I sped things up when all other testing was completed by agreeing to a spinal tap.

My total time to diagnosis was 6 months. A huge feat where I live because there are only 2 neuros and the wait list for them is typically 2 years.

I hope you get some answers soon,
Corrie

How old is your daughter?  Mine was 17/18 when the worst hit, but she probably was 'brewing' for 2 years before.

Nope, not too uncommon as Laura states. A lot of people use this and other forums for support during the diagnostic process, so it makes sense that the majority of the stories you read indicate a protracted road to diagnosis. It's not a statistically representative sample, however. From the first moment anything was seemed wrong to the day I was diagnosed was 6 weeks. Clear cut cases can be just that - clear.

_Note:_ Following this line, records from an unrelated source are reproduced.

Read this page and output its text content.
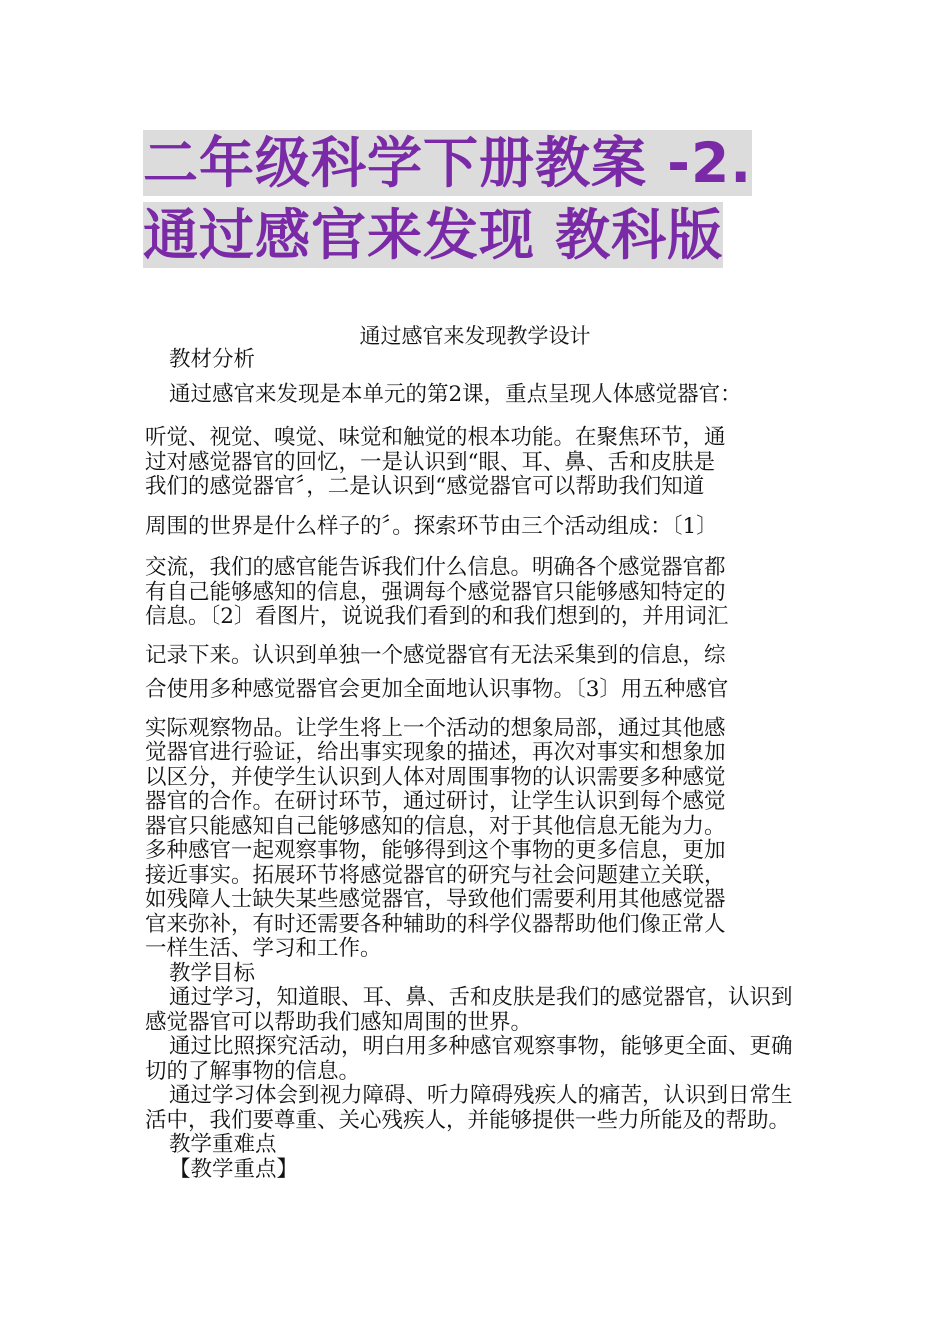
二年级科学下册教案 -2.
通过感官来发现 教科版
通过感官来发现教学设计

教材分析

通过感官来发现是本单元的第2课，重点呈现人体感觉器官：
听觉、视觉、嗅觉、味觉和触觉的根本功能。在聚焦环节，通
过对感觉器官的回忆，一是认识到“眼、耳、鼻、舌和皮肤是
我们的感觉器官〞，二是认识到“感觉器官可以帮助我们知道
周围的世界是什么样子的〞。探索环节由三个活动组成：〔1〕
交流，我们的感官能告诉我们什么信息。明确各个感觉器官都
有自己能够感知的信息，强调每个感觉器官只能够感知特定的
信息。〔2〕看图片，说说我们看到的和我们想到的，并用词汇
记录下来。认识到单独一个感觉器官有无法采集到的信息，综
合使用多种感觉器官会更加全面地认识事物。〔3〕用五种感官
实际观察物品。让学生将上一个活动的想象局部，通过其他感
觉器官进行验证，给出事实现象的描述，再次对事实和想象加
以区分，并使学生认识到人体对周围事物的认识需要多种感觉
器官的合作。在研讨环节，通过研讨，让学生认识到每个感觉
器官只能感知自己能够感知的信息，对于其他信息无能为力。
多种感官一起观察事物，能够得到这个事物的更多信息，更加
接近事实。拓展环节将感觉器官的研究与社会问题建立关联，
如残障人士缺失某些感觉器官，导致他们需要利用其他感觉器
官来弥补，有时还需要各种辅助的科学仪器帮助他们像正常人
一样生活、学习和工作。

教学目标

通过学习，知道眼、耳、鼻、舌和皮肤是我们的感觉器官，认识到感觉器官可以帮助我们感知周围的世界。

通过比照探究活动，明白用多种感官观察事物，能够更全面、更确切的了解事物的信息。

通过学习体会到视力障碍、听力障碍残疾人的痛苦，认识到日常生活中，我们要尊重、关心残疾人，并能够提供一些力所能及的帮助。

教学重难点

【教学重点】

Thanks so much for your reponnse . I'm a newbe here and wanted to role those thought around to get some  advice.    
Well explained Laura about the 20 vs 40 makes sence now!  It's a blessing ive found this fourm  
You see this special group of people fill in the blanks that you have after you leave the Nero and those questions that you never  knew to ask      Cheryl

Hi and welcome.  Two months is really not unusual for many of us- that's about how long it takes to get all the tests done and return for appts with the neurologists. If it is clearly MS, and often it is, this is fairly quick process. Mine was just about 2 months from start to firm diagnosis.  

If you are not comfortable with the diagnosis, then by all means ask to get a second opinion.  But from what you have written here, I must say I like this doctor.  They really can't know for sure what type of MS we have for a very long time.  They can 'guess' that it looks like RRMS vs PPMS,  but can't be sure until they watch the patterns.  

Even is it looks like RRMS for now, it is probably going to look like something several years from now.  Hpefully for your daughter it will look like a cure! I think it is too late for many of us, but surely in 50 years we will have a cure and treatment to restore lost myelin.

As for the 20 vs 40 copaxone dosage - what she is experiencing is the attempt by the insurance company to control costs.  The 20 and 40 costs the same right now, but Copaxone in the 20 mg dose is coming off patent protection in a short time and will be available as a generic drug for much less than the $50-60,000 a year they are charging right now.  The 40mg dosage is a new drug patent and has protection until 2030.

TEVA, the company  that makes Copaxone, says they will lose over 500 million dollars to the generic version.  With that explained, the insurance companies know they can save a lot of money by getting their people on the generic form as soon as it becomes available (this year) - it is hard for them to switch people from the 40mg copaxone back to the 20mg generic version, but doing the 20 to 20 switch is easier to enforce/required.  

I hope all of that rambling makes sense - I hope Shared Solutions and your doctor win out - although both variations test the same for efficacy, having to do that shot three times a week instead of daily is a huge difference.

best to you and your daughter,
Laura

Hi there, sorry your daughter has been dx'd with ms. It sounds as if her doctors are pretty sure but if you are not confident, a 2nd opinion, with ms specialist, is never a bad idea. Some people are dx'd quickly, others, sometimes with atypical presentations or early ms, take longer - sometimes years to get any answers. Wishing you and your daughter well.